Thanks for the info.

So... before I go seriously wading in and getting my hands mucky (though
actually the code looks pretty tidy, clean and polished!), may I ask those
people here who are experienced with the code, would it be very difficult
to have the authenticators set a variable along the lines of auth_attempted
which could be inspected in the ACLs? And similarly, how about getting an
ACL to send a different numeric response?

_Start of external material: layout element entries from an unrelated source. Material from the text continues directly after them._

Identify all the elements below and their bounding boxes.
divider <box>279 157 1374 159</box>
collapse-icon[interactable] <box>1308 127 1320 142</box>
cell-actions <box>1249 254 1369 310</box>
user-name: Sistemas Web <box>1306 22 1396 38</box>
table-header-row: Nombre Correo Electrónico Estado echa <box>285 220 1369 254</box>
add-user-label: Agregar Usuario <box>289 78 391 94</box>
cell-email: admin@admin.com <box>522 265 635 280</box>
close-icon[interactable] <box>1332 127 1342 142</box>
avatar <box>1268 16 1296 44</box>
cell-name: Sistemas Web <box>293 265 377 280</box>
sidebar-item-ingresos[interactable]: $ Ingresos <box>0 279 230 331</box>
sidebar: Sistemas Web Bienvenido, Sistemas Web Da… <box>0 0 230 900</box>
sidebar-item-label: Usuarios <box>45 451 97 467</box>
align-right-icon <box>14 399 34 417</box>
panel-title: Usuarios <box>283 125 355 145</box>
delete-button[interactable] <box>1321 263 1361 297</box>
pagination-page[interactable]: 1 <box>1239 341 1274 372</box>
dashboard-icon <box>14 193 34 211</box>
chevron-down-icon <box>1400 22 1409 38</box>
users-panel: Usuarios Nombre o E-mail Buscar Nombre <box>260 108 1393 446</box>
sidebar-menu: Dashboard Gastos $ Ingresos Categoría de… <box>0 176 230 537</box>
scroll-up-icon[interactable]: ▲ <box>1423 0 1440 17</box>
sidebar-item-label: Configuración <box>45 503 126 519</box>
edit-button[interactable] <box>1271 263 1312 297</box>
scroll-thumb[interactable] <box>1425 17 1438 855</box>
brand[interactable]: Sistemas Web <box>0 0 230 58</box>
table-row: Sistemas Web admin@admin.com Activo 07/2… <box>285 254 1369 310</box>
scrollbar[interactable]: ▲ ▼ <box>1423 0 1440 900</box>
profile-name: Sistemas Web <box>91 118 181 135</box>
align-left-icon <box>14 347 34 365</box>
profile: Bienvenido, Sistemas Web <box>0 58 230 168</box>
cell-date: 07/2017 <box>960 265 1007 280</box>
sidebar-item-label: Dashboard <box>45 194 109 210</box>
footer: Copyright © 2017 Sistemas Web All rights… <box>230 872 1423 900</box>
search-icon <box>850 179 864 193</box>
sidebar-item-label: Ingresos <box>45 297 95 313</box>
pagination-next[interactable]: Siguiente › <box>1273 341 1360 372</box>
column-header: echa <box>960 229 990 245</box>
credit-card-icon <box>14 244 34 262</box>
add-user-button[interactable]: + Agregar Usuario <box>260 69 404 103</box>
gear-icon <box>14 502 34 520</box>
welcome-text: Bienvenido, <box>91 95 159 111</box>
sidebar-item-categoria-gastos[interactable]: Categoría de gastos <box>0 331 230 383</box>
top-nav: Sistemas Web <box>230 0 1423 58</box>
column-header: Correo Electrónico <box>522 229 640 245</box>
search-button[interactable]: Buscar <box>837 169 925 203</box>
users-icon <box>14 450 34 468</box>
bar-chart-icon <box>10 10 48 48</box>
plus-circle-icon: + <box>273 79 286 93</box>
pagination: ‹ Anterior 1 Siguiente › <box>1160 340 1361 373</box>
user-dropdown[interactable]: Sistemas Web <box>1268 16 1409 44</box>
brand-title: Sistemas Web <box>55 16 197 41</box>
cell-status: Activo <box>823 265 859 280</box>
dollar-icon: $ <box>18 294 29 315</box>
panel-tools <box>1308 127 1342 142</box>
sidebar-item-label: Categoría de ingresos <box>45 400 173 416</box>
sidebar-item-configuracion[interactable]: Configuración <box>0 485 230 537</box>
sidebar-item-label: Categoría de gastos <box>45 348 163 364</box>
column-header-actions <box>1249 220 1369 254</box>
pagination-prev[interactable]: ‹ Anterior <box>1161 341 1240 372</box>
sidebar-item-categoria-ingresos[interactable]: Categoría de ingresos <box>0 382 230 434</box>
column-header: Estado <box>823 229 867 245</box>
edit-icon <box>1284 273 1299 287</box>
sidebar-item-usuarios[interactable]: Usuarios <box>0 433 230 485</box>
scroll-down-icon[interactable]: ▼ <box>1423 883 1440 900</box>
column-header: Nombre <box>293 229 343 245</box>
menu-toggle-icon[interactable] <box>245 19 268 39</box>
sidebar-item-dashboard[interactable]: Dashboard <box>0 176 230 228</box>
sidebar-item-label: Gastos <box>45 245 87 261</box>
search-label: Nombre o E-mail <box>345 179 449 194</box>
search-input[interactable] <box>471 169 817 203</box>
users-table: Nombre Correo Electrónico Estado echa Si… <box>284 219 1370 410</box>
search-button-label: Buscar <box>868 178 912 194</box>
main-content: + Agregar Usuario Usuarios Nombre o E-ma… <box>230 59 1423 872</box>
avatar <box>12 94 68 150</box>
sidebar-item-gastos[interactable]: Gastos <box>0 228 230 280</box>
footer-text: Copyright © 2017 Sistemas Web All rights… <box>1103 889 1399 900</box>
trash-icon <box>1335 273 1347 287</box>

Currently, we use the same server to handle local mail, customers' mail via
a virtual domain configuration, secondary MX relaying, and outgoing
relaying for staff in and out of the office. Yes I can customise the
message at RCPT time depending on some conditions, and I do, but not this
particular condition.

While it may seem silly, or even paranoid, I'd prefer not necessarily be
sending "please authenticate" messages to anyone who connects to my server.
Already I can limit who sees AUTH in EHLO responses, and I'd rather not be
telling nasty hackers my mail server knows how to authenticate things. (As
it happens, it doesn't authenticate against shell accounts anyway, but
that's not the point.)

For this particular case though, I'd just rather give what (to me) would
seem to be the more appropriate response - OK they already ignored what
they've been told (or their MUA did) but there couldn't be any harm telling
them again. I guess if more sites start embracing SMTP AUTH, this might
become useful more widely (than just me). If it's just an alternate text
message with a 550 response, it's not even breaking RFC 2554 either.

Thanks again, this time in advance,

John.

--
John Robinson                                     Tel +44 7771 784058
  Though my soul may set in darkness / It will rise in perfect light;
   I have loved the stars too fondly / To be fearful of the night.